Alexandria or Athens?
Facing the “new situation.” Ribbentrop did not come to his conferences with Ciano and Mussolini on 19, 20, and 22 September bearing the “truth” about Sea Lion's indefinite postponement. He did convey a Hitler letter proposing a Führer–Duce meeting at the Brenner or in North Italy. Hitler conceded difficulties over England, and gave no assurance that the war would end soon. Ribbentrop himself was more optimistic, and gloated that London would “soon lie in rubble and ashes.” Even the skeptical Ciano noted without cavil Ribbentrop's assurances that the landing was “ready and possible.” As important to the Italian leaders, however, was Ribbentrop's fierce insistence that Hitler would fight rather than negotiate; Berlin had rejected the mediation efforts of the king of Sweden.
Ribbentrop also produced for Italian approval a number of expedients to see the Axis through the winter, should war continue.

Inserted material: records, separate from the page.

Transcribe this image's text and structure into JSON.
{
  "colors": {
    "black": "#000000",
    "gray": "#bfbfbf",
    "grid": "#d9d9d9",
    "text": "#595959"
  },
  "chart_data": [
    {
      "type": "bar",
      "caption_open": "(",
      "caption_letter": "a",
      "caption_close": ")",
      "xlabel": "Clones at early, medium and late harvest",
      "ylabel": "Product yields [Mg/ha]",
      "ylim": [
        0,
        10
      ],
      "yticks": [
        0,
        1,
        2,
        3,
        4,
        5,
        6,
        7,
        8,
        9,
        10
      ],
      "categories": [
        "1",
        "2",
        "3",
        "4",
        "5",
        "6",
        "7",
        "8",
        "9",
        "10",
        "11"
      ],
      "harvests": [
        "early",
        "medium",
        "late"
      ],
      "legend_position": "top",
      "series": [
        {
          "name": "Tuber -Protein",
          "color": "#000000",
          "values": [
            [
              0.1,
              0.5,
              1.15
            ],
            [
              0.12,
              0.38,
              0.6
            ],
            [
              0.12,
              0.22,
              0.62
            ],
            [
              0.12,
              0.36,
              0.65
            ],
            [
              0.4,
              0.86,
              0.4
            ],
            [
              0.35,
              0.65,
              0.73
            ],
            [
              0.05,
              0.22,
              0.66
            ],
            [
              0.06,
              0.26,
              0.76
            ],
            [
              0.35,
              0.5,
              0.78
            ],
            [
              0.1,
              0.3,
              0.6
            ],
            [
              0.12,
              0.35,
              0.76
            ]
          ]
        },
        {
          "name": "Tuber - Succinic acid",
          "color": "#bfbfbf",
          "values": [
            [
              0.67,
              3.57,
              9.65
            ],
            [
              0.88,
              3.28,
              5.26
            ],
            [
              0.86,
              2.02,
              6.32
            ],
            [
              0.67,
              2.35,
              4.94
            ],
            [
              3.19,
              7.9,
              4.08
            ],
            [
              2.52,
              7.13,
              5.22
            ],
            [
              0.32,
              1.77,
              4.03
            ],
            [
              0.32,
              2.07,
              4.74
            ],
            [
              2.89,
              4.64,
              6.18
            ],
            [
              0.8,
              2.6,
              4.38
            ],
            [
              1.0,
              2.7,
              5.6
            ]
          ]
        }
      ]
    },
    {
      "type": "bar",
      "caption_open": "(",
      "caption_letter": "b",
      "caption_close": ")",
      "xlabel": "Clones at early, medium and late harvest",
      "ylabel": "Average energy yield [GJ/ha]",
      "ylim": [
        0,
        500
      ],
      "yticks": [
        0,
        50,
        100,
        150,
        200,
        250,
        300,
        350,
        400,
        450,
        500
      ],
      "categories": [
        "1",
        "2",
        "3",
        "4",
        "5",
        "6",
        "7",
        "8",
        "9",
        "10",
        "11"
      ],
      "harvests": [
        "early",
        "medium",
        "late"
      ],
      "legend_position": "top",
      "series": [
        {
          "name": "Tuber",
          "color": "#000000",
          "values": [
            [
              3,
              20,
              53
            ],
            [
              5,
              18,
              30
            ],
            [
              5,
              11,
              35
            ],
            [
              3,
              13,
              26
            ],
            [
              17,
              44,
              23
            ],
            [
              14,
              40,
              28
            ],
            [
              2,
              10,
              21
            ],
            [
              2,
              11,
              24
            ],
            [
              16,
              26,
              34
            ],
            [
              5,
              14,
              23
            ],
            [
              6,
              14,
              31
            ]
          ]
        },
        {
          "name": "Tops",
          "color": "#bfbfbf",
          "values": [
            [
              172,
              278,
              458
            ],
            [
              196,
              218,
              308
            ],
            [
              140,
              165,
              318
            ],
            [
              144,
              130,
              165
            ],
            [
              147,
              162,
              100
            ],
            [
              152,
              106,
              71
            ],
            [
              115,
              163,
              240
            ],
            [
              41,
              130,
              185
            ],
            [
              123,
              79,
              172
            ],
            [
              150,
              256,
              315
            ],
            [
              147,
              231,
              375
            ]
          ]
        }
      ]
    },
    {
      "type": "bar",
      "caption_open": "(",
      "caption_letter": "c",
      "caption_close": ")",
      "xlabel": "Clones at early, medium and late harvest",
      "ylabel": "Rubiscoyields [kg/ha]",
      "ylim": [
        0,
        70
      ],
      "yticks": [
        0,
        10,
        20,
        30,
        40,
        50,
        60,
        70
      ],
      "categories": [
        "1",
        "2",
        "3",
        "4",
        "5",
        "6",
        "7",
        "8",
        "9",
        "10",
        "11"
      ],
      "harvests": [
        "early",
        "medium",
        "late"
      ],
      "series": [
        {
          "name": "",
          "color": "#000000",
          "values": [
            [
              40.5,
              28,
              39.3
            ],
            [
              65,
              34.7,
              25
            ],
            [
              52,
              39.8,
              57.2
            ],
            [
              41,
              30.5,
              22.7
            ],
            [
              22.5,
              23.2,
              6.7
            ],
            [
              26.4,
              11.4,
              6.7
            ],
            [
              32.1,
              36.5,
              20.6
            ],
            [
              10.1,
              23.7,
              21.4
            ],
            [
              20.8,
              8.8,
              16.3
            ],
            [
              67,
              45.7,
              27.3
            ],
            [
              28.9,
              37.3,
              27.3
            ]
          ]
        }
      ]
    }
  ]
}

First was of course the Japanese pact, which Ribbentrop and Hitler hoped would deter or render ineffectual United States intervention. Hitler and Ribbentrop also proposed to hasten Spanish belligerence, despite Franco's exorbitant demands for French North African territory, and for food, fuel, and materiel. Mussolini was not conspicuously enthusiastic about bringing Spain in; a German operation against Gibraltar would merely replace one guardian of Italy's prison gate with another. To Ribbentrop, Mussolini suggested that if the war were likely to continue, the Axis should reserve the Spanish card for “the right moment.”